Look just to your left, where the wide street opens up. You’ll see a striking grey and white building with geometric shapes, tall columns, and dramatic lines slicing up to a narrow pointed roof. The word “MONUMENTAL” is just visible, faded but proud, near the very top of the façade. If you catch glimpses of decorative panels and old theater entrances, you know you’ve found it-the legendary Monumental Cinema Sport.
Imagine the excitement along this very street back in the 1930s. Crowds would drip in, anticipation buzzing in the air as beams of sunlight glanced off the art deco designs. Built by architect Lorenzo Ros y Costa, this building wasn’t just a cinema-it was the ultimate place to see and be seen. It opened its grand doors in 1932, fresh and modern, showing talking pictures to packed audiences.
But let’s rewind even further. Before the grand façade you see here, people flocked to a simple wooden summer theater on this spot, open-air, roofless, and full of laughter and applause. It’d shake and creak a little, so much so that by the late 1920s, city officials nervously warned, “one of these days the roof might come down!”
Out went the old, in came the bold. With its sharp lines and rich decorations, the Monumental became one of Spain’s best examples of art deco-tall, elegant and just a bit mysterious. Yet even legends face hard times: as newer technologies arrived, the cinema’s seats grew emptier. In the 1980s, most of its beautiful interiors were lost, sparking outcry from locals and history lovers alike.

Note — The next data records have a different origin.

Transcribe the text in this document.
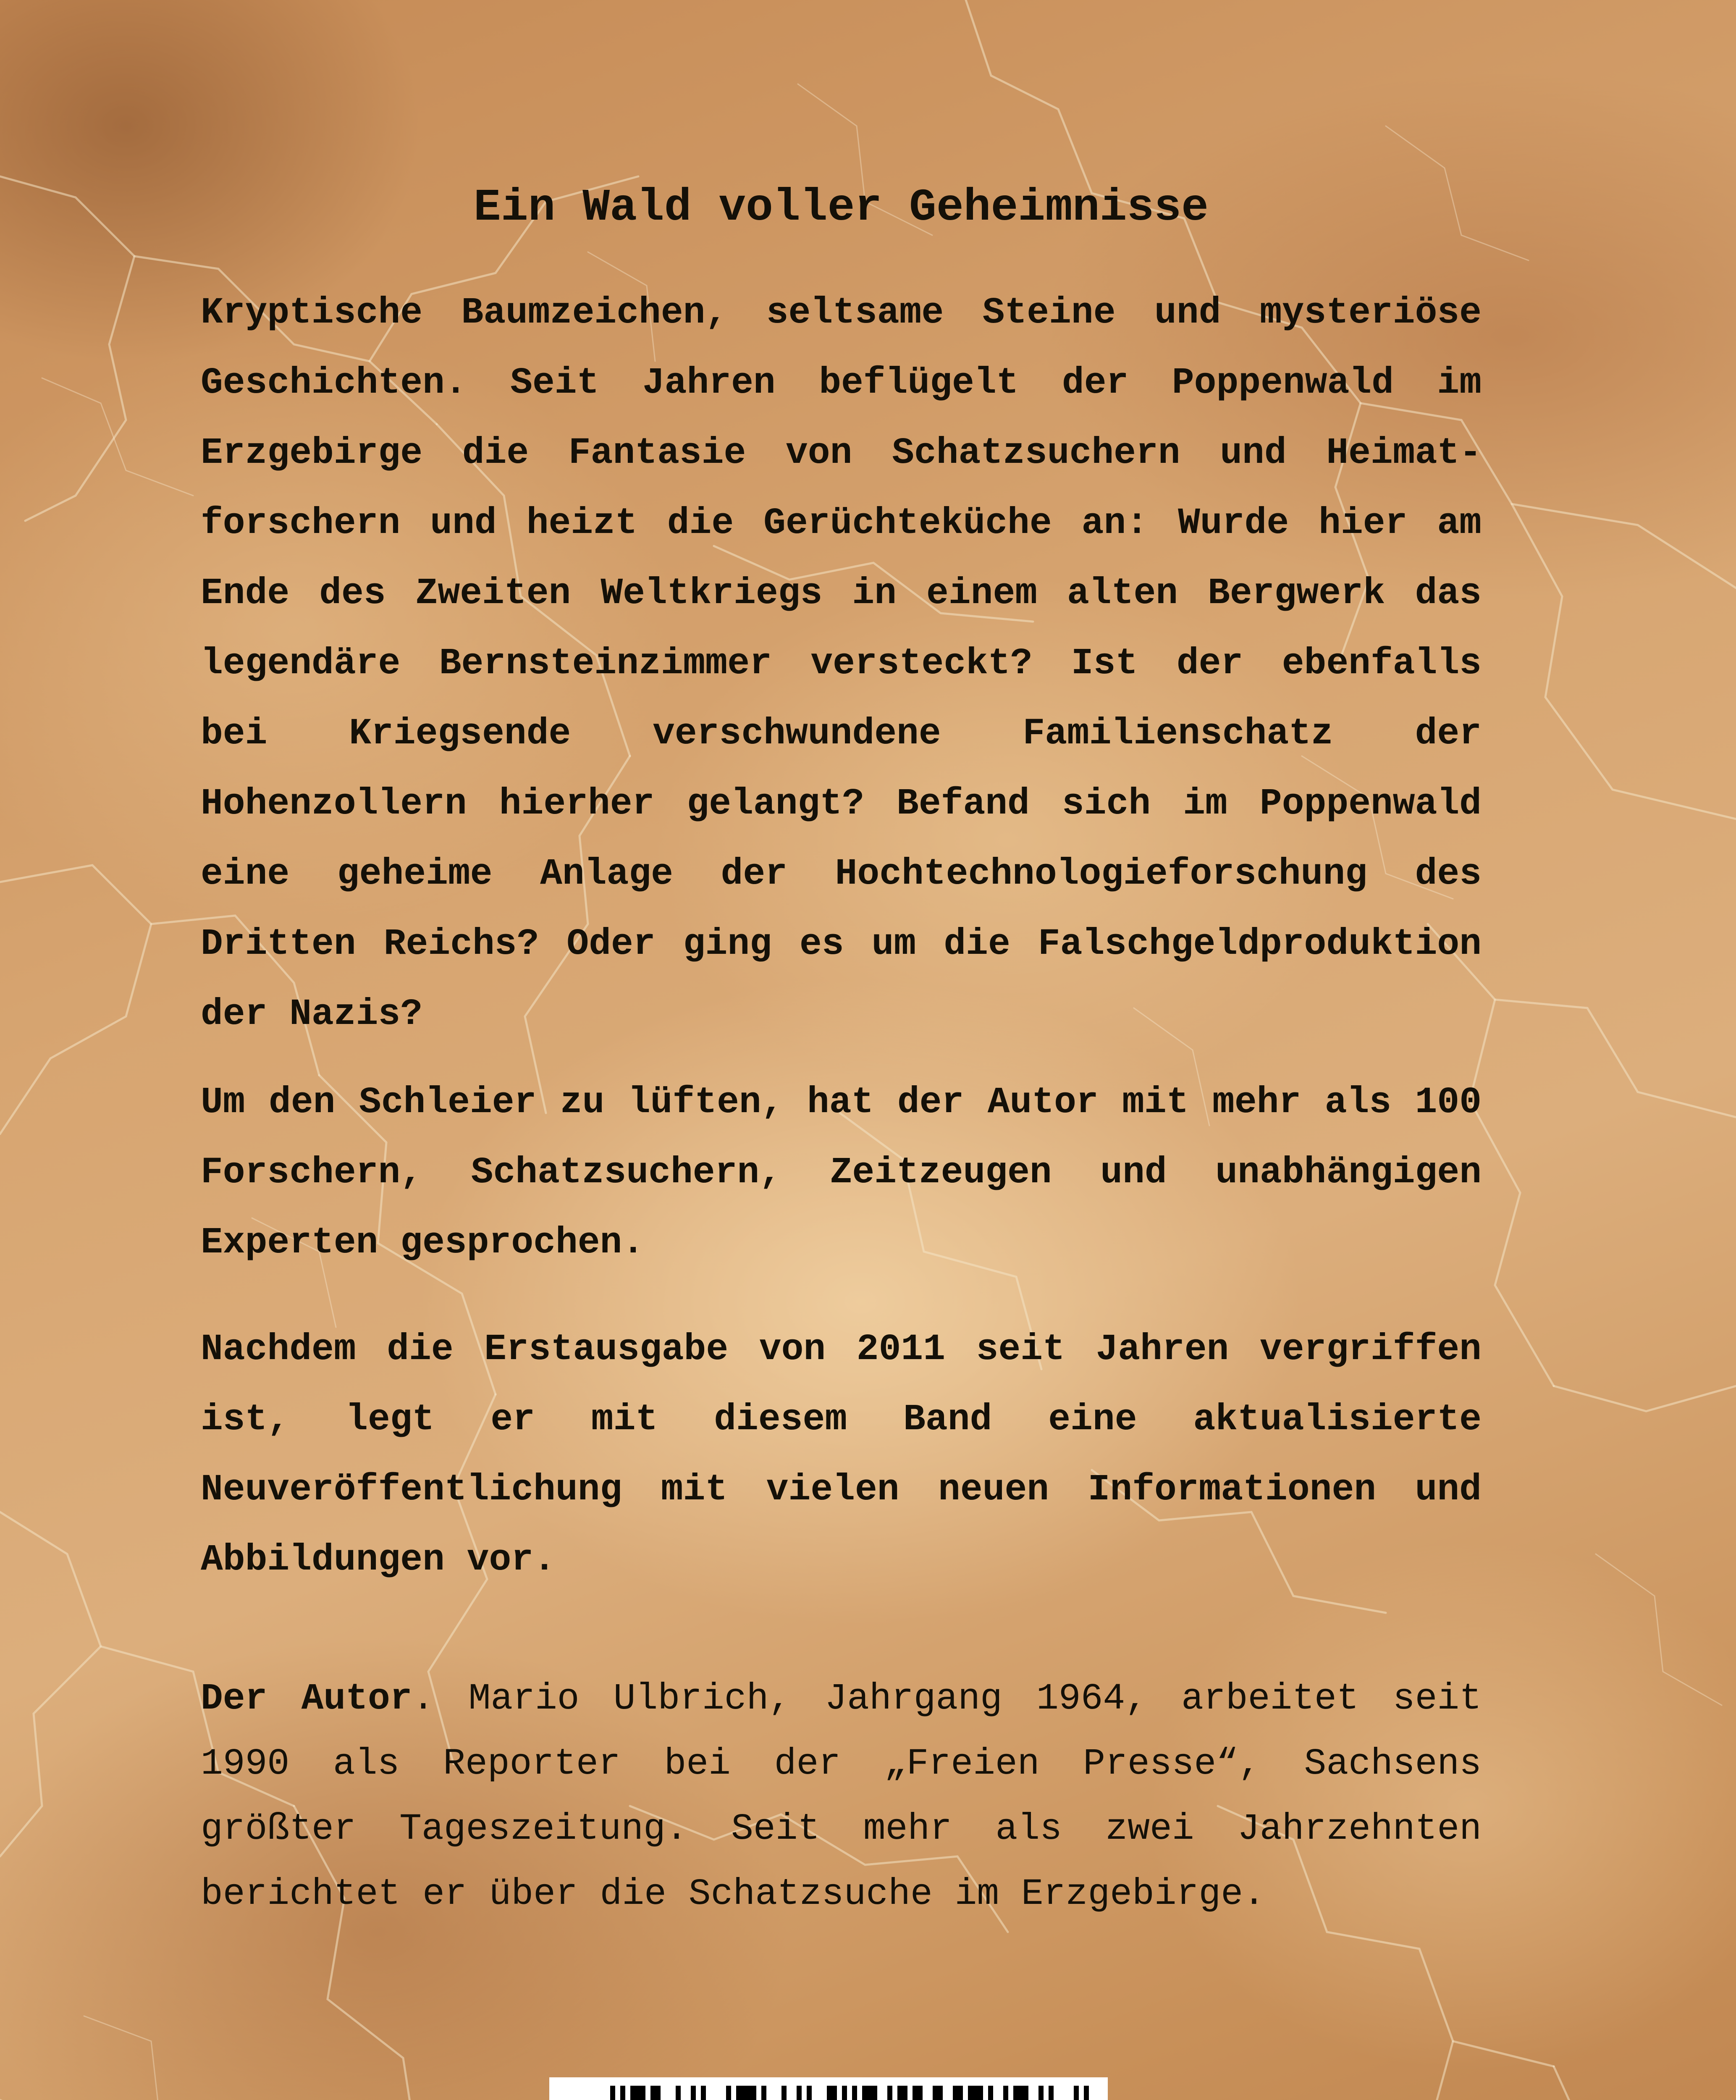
Ein Wald voller Geheimnisse

Kryptische Baumzeichen, seltsame Steine und mysteriöse Geschichten. Seit Jahren beflügelt der Poppenwald im Erzgebirge die Fantasie von Schatzsuchern und Heimat-forschern und heizt die Gerüchteküche an: Wurde hier am Ende des Zweiten Weltkriegs in einem alten Bergwerk das legendäre Bernsteinzimmer versteckt? Ist der ebenfalls bei Kriegsende verschwundene Familienschatz der Hohenzollern hierher gelangt? Befand sich im Poppenwald eine geheime Anlage der Hochtechnologieforschung des Dritten Reichs? Oder ging es um die Falschgeldproduktion der Nazis?

Um den Schleier zu lüften, hat der Autor mit mehr als 100 Forschern, Schatzsuchern, Zeitzeugen und unabhängigen Experten gesprochen.

Nachdem die Erstausgabe von 2011 seit Jahren vergriffen ist, legt er mit diesem Band eine aktualisierte Neuveröffentlichung mit vielen neuen Informationen und Abbildungen vor.

Der Autor. Mario Ulbrich, Jahrgang 1964, arbeitet seit 1990 als Reporter bei der „Freien Presse“, Sachsens größter Tageszeitung. Seit mehr als zwei Jahrzehnten berichtet er über die Schatzsuche im Erzgebirge.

Today, while the grand applause and the clatter of projector reels are gone, you’re standing before a piece of living history-witness to high drama, both on and off the screen. It may no longer be the shining star of cinema, but the Monumental seems to whisper stories of glamour, hope, and fierce local pride to everyone who passes by. Just think, maybe you’ll feel a leftover tingle of red-carpet excitement on the breeze as you head to the next stop.